A recent article on the World magazine site reports on the attempts by Native Americans to be able to wear eagle feathers. Included in the report is the story of Robert Soto, a Lipan Apache and the pastor of the McAllen, Tex., Grace Brethren Church, who had eagle feathers confiscated in 2006 during a family powwow. A portion of the story appears below. Click here to read the complete article.
Legal eagle feathers?
Native Americans are pushing back against attempts to keep them from wearing eagle feathers. The federal government restricts possession of eagle feathers as part of its effort to protect eagles. But early this month a California school system, under judicial pressure, allowed a high-school senior to wear an eagle feather to his graduation ceremony. Last month a federal district judge refused to dismiss a lawsuit brought by a Texas Apache who wanted to regain eagle feathers the government took from him and others in 2006.

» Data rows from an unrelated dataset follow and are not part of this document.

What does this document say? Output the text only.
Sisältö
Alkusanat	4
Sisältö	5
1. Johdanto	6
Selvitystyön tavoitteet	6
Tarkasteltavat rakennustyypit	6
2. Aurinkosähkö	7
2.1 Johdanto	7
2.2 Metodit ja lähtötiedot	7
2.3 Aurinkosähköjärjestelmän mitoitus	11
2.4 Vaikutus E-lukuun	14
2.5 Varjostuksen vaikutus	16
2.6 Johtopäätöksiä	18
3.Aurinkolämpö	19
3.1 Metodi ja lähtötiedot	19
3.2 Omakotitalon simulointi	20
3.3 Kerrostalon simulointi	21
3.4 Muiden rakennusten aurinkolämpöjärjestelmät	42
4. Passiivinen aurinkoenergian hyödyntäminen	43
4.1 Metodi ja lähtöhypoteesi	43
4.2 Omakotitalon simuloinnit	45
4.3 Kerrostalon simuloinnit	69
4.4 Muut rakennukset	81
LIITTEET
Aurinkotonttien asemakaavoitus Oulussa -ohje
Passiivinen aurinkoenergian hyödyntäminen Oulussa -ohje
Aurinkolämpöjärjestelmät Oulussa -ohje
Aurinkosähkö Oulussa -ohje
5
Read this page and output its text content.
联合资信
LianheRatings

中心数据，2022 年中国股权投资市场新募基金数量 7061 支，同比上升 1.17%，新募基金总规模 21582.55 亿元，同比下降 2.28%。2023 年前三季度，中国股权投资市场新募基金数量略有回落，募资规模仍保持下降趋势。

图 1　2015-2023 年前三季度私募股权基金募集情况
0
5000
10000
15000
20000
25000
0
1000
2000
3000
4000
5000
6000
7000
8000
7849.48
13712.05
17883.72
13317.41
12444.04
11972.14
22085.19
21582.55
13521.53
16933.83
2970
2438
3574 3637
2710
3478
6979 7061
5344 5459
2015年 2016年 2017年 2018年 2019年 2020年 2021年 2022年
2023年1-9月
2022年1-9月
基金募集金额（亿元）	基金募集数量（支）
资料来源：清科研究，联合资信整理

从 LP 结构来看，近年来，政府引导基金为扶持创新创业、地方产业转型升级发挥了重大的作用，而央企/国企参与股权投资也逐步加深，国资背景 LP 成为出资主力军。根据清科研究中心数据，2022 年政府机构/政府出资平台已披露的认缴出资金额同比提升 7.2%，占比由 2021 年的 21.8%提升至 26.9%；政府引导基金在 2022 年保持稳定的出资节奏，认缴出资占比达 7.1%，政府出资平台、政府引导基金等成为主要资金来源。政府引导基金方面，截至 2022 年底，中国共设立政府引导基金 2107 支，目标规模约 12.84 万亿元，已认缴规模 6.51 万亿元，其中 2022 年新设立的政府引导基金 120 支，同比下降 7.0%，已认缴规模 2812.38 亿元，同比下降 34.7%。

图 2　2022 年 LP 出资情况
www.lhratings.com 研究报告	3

Vernon Ward Jr., of the Pit River Tribe in California, said the eagle feather is a religious, not just a cultural, symbol: “The eagle is the one that flies highest to the Creator.” Becket Fund lawyer Luke Goodrich said, “The government has no business sending undercover agents to raid peaceful Native American religious ceremonies.”
That’s what happened in 2006 when Robert Soto, a Lipan Apache and the pastor of McAllen (Texas) Grace Brethren Church, participated in a powwow: A federal agent interrupted the ceremony after seeing Soto and others with eagle feathers. The agent threatened prosecution unless they abandoned them. They did so, but they sued to get them back.